Daniel Duende é escritor, brasiliense, e tradutor (talvez nesta ordem). Sofre de um grave vício em video-games do qual nunca quis se tratar, mas nas horas vagas de sobriedade tenta descobrir o que é ser um blogueiro. Outras de suas paixões são os jogos de interpretação e sua desorganizada coleção de quadrinhos. Vez por outra tira também umas fotografias, mas nunca gosta muito do resultado.

Duende é atualmente o Coordenador do Global Voices em Português, site responsável pela tradução do conteúdo do observatório blogosférico Global Voices Online, e vez por outra colabora com o Overmundo. Mantém atualmente dois blogues, o Novo Alriada Express e O Caderno do Cluracão, e alterna-se em gostar ora mais de um, ora mais de outro, mas ambos são filhos queridos. Tem também uma conta no flickr, um fotolog e uma gata branca que acredita que ele também seja um gato.

sexta-feira, 25 de fevereiro de 2005

Melhores Venenos
(um conto sobre vícios)

Cerveja gelada e cigarros, uma amiga ruiva e bem disposta, sexta-feira, uma mesa de bar. Érico sentia-se bem o bastante, não podia reclamar. Virava-se para os lados rapidamente para sorver o momento à sua volta, e então voltava a debruçar-se na conversa que não interessava. Trocava palavras sem pensar nelas, concentrava-se nos olhos de Selma, nos seios de Selma, virava os olhos para longe do vazio. Tragou seu cigarro, passou a mão no cabelo eriçado e pediu a conta.
- "vamos para outro lugar?"
- "bora!".
E assim começou a noite.

Deslizaram um pouco pela cidade enquanto aumentavam a vontade, e então pararam sob um bloco qualquer da quadra de Selma para se conhecerem melhor. Érico fingia, evidentemente, estar interessado no que Selma tinha a dizer, e esta retribuia o fingimento. Foi com alívio que resolveram parar com a piada e se atracaram, alguns minutos depois. Èrico abria com urgência os botões da blusa de Selma. Selma enfiava, aflita, a mão dentro da calça de Érico. Havia uma urgência de como se não houvesse tempo a perder. Era como se matassem uma fome, ou tentassem estancar um sangramento. Era como se fosse um remédio, um placebo, para uma dor antiga. E então terminou sem deixar vestígios. Selma foi para sua casa, após se despedir e se certificar de ouvir com um sorriso a promessa de telefonemas de Érico. É claro que trocariam telefonemas assim que a fome aumentasse. E era isso.

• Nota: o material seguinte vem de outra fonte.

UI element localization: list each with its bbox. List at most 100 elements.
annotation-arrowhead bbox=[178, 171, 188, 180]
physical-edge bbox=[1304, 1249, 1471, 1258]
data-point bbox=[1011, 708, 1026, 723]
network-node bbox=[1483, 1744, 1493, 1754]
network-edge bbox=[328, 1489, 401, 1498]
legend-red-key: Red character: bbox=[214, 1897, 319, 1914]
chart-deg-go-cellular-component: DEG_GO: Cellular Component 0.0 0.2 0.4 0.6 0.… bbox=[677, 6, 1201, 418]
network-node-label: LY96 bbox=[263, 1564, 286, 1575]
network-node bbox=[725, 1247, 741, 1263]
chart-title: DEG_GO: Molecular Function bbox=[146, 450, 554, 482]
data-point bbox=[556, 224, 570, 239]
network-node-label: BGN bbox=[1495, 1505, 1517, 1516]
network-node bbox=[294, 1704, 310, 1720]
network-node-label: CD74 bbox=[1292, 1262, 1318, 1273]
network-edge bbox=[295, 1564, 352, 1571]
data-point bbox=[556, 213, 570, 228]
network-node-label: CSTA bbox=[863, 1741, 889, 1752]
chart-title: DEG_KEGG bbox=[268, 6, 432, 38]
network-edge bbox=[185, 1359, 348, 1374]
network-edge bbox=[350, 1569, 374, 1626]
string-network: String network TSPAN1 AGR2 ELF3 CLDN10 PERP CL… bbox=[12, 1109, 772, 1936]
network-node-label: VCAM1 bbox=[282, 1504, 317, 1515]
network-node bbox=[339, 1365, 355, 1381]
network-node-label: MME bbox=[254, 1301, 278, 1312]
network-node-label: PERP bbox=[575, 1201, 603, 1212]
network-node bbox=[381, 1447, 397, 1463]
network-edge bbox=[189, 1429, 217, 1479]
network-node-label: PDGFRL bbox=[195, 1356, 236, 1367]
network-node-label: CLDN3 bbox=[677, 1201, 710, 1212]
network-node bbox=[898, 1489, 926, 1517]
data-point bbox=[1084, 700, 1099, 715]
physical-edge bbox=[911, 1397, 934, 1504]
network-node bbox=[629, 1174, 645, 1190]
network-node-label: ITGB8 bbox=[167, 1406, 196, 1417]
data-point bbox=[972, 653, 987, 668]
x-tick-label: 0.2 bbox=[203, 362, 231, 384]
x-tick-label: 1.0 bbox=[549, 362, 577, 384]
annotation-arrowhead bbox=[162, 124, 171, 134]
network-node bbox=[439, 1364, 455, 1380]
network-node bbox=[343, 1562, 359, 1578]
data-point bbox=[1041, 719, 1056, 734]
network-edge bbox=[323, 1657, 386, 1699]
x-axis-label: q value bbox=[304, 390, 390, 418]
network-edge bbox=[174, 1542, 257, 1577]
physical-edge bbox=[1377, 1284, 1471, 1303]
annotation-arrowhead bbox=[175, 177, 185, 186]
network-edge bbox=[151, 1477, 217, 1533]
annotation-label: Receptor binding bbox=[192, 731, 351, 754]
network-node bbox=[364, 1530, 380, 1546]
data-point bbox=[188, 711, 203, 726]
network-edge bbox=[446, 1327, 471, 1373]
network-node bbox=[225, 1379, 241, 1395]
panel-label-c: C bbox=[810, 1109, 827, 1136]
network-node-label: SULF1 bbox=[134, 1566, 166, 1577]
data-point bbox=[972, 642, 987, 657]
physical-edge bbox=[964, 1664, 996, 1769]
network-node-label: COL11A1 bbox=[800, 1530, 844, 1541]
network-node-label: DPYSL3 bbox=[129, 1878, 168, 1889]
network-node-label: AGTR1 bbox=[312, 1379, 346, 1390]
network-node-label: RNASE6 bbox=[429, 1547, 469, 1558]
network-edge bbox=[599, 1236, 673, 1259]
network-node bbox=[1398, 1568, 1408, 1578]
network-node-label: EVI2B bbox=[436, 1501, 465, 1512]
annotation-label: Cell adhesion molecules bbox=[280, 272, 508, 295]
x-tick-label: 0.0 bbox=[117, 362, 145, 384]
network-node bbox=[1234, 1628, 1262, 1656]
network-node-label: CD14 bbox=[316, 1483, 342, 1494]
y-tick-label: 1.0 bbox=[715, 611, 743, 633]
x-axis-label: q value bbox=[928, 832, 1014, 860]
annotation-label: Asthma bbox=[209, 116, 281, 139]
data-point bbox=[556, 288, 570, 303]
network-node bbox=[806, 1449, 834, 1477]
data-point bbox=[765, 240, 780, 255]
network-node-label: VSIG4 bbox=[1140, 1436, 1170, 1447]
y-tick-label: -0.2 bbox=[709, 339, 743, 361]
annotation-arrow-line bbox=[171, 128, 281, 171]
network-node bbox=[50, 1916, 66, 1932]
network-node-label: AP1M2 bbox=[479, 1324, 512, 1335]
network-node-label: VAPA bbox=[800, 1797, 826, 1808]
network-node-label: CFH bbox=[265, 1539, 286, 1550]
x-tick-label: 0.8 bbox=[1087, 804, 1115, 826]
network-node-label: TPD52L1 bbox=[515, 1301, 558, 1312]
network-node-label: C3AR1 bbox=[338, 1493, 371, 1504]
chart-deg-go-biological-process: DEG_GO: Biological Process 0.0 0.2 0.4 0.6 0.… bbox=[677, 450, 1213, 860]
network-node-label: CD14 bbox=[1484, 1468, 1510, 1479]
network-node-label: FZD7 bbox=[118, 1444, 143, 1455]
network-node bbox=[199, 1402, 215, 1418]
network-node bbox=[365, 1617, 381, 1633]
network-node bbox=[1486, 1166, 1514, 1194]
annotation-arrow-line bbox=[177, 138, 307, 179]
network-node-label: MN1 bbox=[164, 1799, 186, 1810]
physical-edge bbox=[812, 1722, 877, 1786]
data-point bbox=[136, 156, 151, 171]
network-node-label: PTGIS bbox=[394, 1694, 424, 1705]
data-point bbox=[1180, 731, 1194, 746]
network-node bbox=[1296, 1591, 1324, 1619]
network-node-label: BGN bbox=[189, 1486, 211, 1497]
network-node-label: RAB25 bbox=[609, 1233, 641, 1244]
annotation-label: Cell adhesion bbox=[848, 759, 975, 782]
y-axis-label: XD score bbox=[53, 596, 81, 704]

Érico chegou em casa pouco antes do nascer do sol e jogou o casaco sobre a primeira cadeira de seu apartamento, como fazia sempre. Abriu a geladeira e pegou a última cerveja. Com um pouco de sorte não estaria choca. Sentou-se à varanda e acendeu um cigarro, olhando fixamente para o ponto de ônibus. Aos poucos o céu começava a clarear, encontrando Érico, estatuesco, sentado à varanda olhando para aquele ponto de ônibus. Nâo sorria, nem sequer pensava em Selma, ou em Luíza, ou em cerveja, ou em qualquer outra coisa. Acendia cigarro após cigarro e apenas ficava ali, com os primeiros raios de sol refletindo nas vidraças.

E foi então que ela veio. Delgada e sonolenta, a cruzar a rua. Seus passos no asfalto eram sem vontade, seu casaco alaranjado sobre o uniforme como um velho amigo sonolento. Érico debruçou-se na varanda e olhou, tentando conter, como sempre, as lágrimas. Lá estava Elisa, e eles não estavam mais juntos há muito tempo. Algumas vezes ela olhava para cima e desviava o olhar. Algumas vezes ele se sentia estúpido e ia embora antes que ela chegasse ao ponto de ônibus. Algumas vezes, como esta, ele apenas ficava ali. Certa vez ele ficou quase um mês sem aparecer naquela varanda para ver aquela que um dia confessara ao mundo amar cruzar a rua e pegar aquele ônibus. Foi a única vez que ela ligou dizendo que tinha saudades dele. Encontraram-se e beijaram-se como nos velhos tempos, e então nada deu certo, como nos velhos tempos. Em dor renovada se separaram. Desde então Érico não mais a procurou, nem ela o fez. Apenas se sentava, sempre que podia, àquela varanda, e olhava ela chegar, fingir que não o via, e ir embora. Era o pior de seus vícios. Era o seu doce veneno, e o matava um pouco dia a dia.

Este era o único momento em que Érico sentia-se vivo.